Two years after graduating from Brown and with some very whimsical, fantastical student sketches in my portfolio, I embarked on a three-week job search.
I pounded the pavement of New York City's Garment Center day after day, ducking between the men pushing wardrobe racks along the sidewalks, from one company to another, before I finally landed a job as a junior designer at a small sportswear company. Once I found work, I was on my way. I found a huge, bohemian loft in Tribeca to live in — with no real bathroom and no buzzer from downstairs — so I felt like a cool, downtown New York chick. I was loving life, working hard, and playing hard, sometimes staying out all night at loft parties or at Tribeca's legendary dive, the Mudd Club.
One position led to the next, which led to six years working with Liz Claiborne as a knitwear designer. And that ultimately brought me to my own brand. Liz Claiborne and her husband, Art Ortenberg, had decided to add a higher-end label and asked if I would design the collection. They actually asked me if I would be willing to put my name on it. Willing? Willing!
This was a Cinderella dream — what every young designer longs for. I had worked hard since I got out of school. The fashion business is cutthroat and difficult to get ahead in, but I just kept at it. In my years working as a knitwear designer for Liz Claiborne, I put in long, long hours, traveled to factories in Asia, sometimes as often as nine times a year. In that time, I got to work closely with Liz. I admired her tremendously, and we became good friends. But I never dreamed that would lead to her and Art offering me my own label. I was over the moon.

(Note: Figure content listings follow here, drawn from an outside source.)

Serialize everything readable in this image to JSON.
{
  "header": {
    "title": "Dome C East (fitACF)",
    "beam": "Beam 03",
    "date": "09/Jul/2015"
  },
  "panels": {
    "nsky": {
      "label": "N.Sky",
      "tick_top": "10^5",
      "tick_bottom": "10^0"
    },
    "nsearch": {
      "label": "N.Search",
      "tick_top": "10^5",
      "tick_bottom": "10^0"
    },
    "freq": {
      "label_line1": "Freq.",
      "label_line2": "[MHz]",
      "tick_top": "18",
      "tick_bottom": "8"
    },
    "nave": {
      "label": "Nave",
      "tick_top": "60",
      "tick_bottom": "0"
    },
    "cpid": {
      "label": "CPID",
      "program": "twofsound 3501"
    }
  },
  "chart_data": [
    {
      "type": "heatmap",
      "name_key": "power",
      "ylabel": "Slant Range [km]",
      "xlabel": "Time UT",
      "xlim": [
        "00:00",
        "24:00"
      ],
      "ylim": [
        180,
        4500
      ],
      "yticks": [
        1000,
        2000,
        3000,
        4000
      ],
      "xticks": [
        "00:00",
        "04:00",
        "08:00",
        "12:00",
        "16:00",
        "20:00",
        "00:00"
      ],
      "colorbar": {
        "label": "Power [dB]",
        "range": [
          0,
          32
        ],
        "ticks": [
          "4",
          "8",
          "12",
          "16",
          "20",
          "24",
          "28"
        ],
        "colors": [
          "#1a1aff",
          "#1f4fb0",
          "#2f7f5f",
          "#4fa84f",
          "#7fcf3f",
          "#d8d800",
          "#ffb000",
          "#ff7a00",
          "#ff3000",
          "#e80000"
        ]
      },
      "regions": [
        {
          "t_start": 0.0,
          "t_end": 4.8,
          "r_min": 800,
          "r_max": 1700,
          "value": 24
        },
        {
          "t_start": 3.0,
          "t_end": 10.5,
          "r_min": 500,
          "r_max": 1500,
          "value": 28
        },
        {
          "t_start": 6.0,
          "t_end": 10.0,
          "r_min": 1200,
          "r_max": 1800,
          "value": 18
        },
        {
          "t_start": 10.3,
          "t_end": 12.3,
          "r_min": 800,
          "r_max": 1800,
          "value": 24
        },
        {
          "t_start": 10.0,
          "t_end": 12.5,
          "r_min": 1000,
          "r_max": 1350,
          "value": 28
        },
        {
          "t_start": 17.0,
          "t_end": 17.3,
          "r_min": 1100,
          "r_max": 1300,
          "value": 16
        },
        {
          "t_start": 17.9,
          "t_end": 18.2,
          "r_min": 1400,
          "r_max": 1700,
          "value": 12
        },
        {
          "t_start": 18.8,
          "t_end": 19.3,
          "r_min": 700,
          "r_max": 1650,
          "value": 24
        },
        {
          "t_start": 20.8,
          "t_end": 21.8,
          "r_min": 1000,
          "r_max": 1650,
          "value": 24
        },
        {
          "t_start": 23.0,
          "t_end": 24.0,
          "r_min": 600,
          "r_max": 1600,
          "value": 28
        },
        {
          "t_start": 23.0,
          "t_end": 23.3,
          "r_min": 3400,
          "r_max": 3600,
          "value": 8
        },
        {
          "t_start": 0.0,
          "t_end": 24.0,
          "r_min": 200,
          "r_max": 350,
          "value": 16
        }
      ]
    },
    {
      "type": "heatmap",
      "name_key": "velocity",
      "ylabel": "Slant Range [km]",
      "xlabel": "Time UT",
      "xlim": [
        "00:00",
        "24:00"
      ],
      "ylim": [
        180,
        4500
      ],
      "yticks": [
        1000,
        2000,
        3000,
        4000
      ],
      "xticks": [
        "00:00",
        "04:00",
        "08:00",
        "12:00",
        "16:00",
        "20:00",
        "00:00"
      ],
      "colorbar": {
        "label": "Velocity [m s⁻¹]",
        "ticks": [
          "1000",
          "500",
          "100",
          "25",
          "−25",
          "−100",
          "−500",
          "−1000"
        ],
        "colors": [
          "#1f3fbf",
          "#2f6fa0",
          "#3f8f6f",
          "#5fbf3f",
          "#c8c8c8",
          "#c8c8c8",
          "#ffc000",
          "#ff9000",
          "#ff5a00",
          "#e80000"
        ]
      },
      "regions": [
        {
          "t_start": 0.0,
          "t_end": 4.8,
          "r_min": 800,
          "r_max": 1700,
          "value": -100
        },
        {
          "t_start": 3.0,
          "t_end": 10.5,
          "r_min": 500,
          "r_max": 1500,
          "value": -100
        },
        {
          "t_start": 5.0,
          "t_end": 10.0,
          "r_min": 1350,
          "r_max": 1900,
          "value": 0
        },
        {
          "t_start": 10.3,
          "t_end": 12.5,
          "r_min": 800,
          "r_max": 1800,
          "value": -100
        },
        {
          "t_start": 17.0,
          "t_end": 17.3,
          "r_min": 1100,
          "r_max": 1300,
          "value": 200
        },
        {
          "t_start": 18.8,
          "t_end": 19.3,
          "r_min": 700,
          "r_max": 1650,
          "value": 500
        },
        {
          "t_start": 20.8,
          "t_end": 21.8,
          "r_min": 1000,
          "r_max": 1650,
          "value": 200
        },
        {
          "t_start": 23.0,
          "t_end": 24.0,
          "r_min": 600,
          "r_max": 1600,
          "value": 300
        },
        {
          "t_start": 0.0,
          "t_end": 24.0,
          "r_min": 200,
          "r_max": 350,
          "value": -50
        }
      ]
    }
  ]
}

I got pregnant shortly after I received the offer. Soon, I would be living out the feminist fantasy from my college days — I'd be a high-powered career woman, but that wouldn't interfere with my being a wife and a mother, too.
So there I was, 35 years old, with a new husband, a new company, and a new baby on the way. I was exhilarated. I felt proud, powerful, and optimistic. It would be a long time before I would realize just how difficult some of the aspects of this “having-it-all” lifestyle were. For the moment, I was convinced that I was creating an example for other women to follow.
I loved being pregnant. It was a wonderful pregnancy — a little bit of morning sickness the first three months, then nothing. It was an exciting time for Tom and me. We were still in the blush of new romance, and we reveled in our adoration for and support of one another.
I worked until two weeks before Charlotte was born.
Long before I didn't know what it was like to have a child with LD, I didn't know what it was like to have a child at all. If you can believe it, all the time I was pregnant and enjoying those pregnancy hormones, I thought very little about what it would be like to have a baby. I was so wrapped up in work, the whirl of thinking about my own collection, of being a newlywed.